Im Landkreis Oder-Spree haben alle Einwohnenden die Möglichkeit, Verstöße gegen das Tierschutzrecht zu melden. Das Amt für Landwirtschaft, Veterinär- und Lebensmittelüberwachung nimmt jede Anzeige ernst und geht diesen mit rechtlicher und fachlicher Sorgfalt nach.
Zur Erstattung einer Tierschutzanzeige steht auf der Internetseite des Landkreises Oder-Spree ein entsprechendes Formular zur Verfügung:
Dieses Formular sollte möglichst vollständig ausgefüllt werden. Es ist wichtig, alle Fragen präzise zu beantworten und – wenn möglich – Beweismittel wie Fotos, Videos oder Zeugenaussagen beizufügen. Die Anzeige kann anschließend per E-Mail an veterinaeramt@l-os.de oder auf dem Postweg an folgende Adresse übermittelt werden:
Schneeberger Weg 40
Haus N
15848 Beeskow
Nach Eingang der Anzeige wird diese in der Fachsoftware des Amtes erfasst und nach festgelegten Kriterien bewertet und priorisiert. Maßgeblich sind dabei unter anderem die Art und Schwere des gemeldeten Verstoßes, die Dringlichkeit aus Sicht des Tierschutzes sowie die Qualität und Aussagekraft der beigefügten Beweise. Wichtig zu wissen: Wiederholte Meldungen desselben Vorfalls durch mehrere Personen führen nicht zu einer schnelleren Bearbeitung – sie verzögern vielmehr den Ablauf, da sie zusätzliche Bearbeitungszeit binden, die dann für die Kontrolle vor Ort fehlt.
Im Anschluss an die Anzeige erfolgen Vor-Ort-Kontrollen durch fachkundige Mitarbeitende des Veterinäramtes. Dabei wird geprüft, ob die Tierhaltung den gesetzlichen Anforderungen entspricht. Wenn Verstöße festgestellt werden, ergehen Anordnungen mit konkreten Fristen zur Behebung der Missstände. Diese werden in regelmäßigen Abständen nachkontrolliert.
Je nach Schwere des Verstoßes unterscheiden sich die rechtlichen Folgen: Liegt eine Ordnungswidrigkeit vor, wird ein Bußgeldverfahren eingeleitet. Handelt es sich hingegen um einen möglichen Straftatbestand, wird der Sachverhalt an die Staatsanwaltschaft zur weiteren Prüfung übergeben.

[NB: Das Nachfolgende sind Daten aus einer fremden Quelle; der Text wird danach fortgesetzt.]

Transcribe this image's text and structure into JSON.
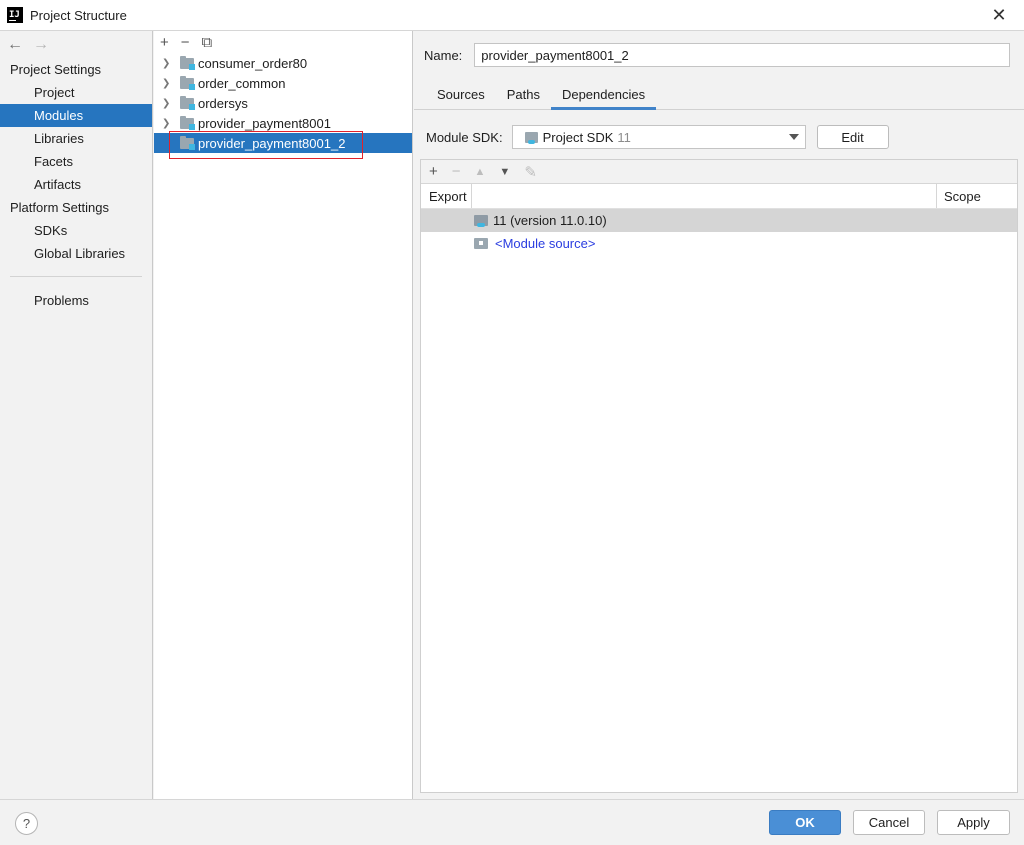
{
  "window": {
    "title": "Project Structure",
    "logo_text": "IJ"
  },
  "nav": {
    "back_arrow": "←",
    "forward_arrow": "→",
    "project_settings_header": "Project Settings",
    "project_settings_items": [
      "Project",
      "Modules",
      "Libraries",
      "Facets",
      "Artifacts"
    ],
    "platform_settings_header": "Platform Settings",
    "platform_settings_items": [
      "SDKs",
      "Global Libraries"
    ],
    "problems": "Problems",
    "selected": "Modules"
  },
  "module_tree": {
    "toolbar": [
      "+",
      "−",
      "⧉"
    ],
    "modules": [
      {
        "name": "consumer_order80",
        "expandable": true
      },
      {
        "name": "order_common",
        "expandable": true
      },
      {
        "name": "ordersys",
        "expandable": true
      },
      {
        "name": "provider_payment8001",
        "expandable": true
      },
      {
        "name": "provider_payment8001_2",
        "expandable": false,
        "selected": true
      }
    ]
  },
  "details": {
    "name_label": "Name:",
    "name_value": "provider_payment8001_2",
    "tabs": [
      "Sources",
      "Paths",
      "Dependencies"
    ],
    "active_tab": "Dependencies",
    "module_sdk_label": "Module SDK:",
    "module_sdk_value": "Project SDK",
    "module_sdk_version": "11",
    "edit_label": "Edit",
    "dep_toolbar": [
      "+",
      "−",
      "▲",
      "▼",
      "✎"
    ],
    "columns": {
      "export": "Export",
      "scope": "Scope"
    },
    "dependencies": [
      {
        "label": "11 (version 11.0.10)",
        "type": "jdk",
        "selected": true
      },
      {
        "label": "<Module source>",
        "type": "module-source",
        "selected": false
      }
    ]
  },
  "footer": {
    "help": "?",
    "ok": "OK",
    "cancel": "Cancel",
    "apply": "Apply"
  },
  "colors": {
    "selection": "#2675bf",
    "ok_button": "#4a8fd6",
    "highlight_box": "#e0222a",
    "link": "#2a3de0"
  }
}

In besonders gravierenden Fällen kann darüber hinaus ein Haltungs- und Betreuungsverbot ausgesprochen werden. Dies stellt einen erheblichen Eingriff dar, der nur bei schweren und wiederholten Verstößen zum Tragen kommt.
Zur Erstattung einer Tierschutzanzeige steht auf der Internetseite des Landkreises Oder-Spree ein entsprechendes Formular zur Verfügung
Die Bearbeitung von Tierschutzanzeigen im Landkreis Oder-Spree ist mit einem erheblichen Aufwand verbunden. Allein in den vergangenen Jahren zeigt sich eine deutliche Zunahme der gemeldeten Fälle:
- 2021: 148 Anzeigen
- 2022: 213 Anzeigen
- 2023: 205 Anzeigen
- 2024: 283 Anzeigen
- 2025 (bis Juli): 147 Anzeigen
Jede einzelne Anzeige erfordert mindestens zwei Vor-Ort-Termine, häufig aber auch drei bis fünf, in komplexeren Fällen sogar noch mehr. Parallel dazu ist auch die Zahl schwerer Verstöße gestiegen. So wurden im Jahr 2023 zwei Haltungs- und Betreuungsverbote verhängt, im Jahr 2024 bereits fünf. Im laufenden Jahr 2025 wurden bislang sechs dieser Verbote ausgesprochen, zwei weitere Fälle befinden sich derzeit in Bearbeitung. Dies verdeutlicht, dass besonders schwerwiegende Verstöße gegen das Tierschutzrecht zunehmen – und ein Haltungs- und Betreuungsverbot nur dann ausgesprochen wird, wenn erhebliche Mängel in der Tierhaltung vorliegen.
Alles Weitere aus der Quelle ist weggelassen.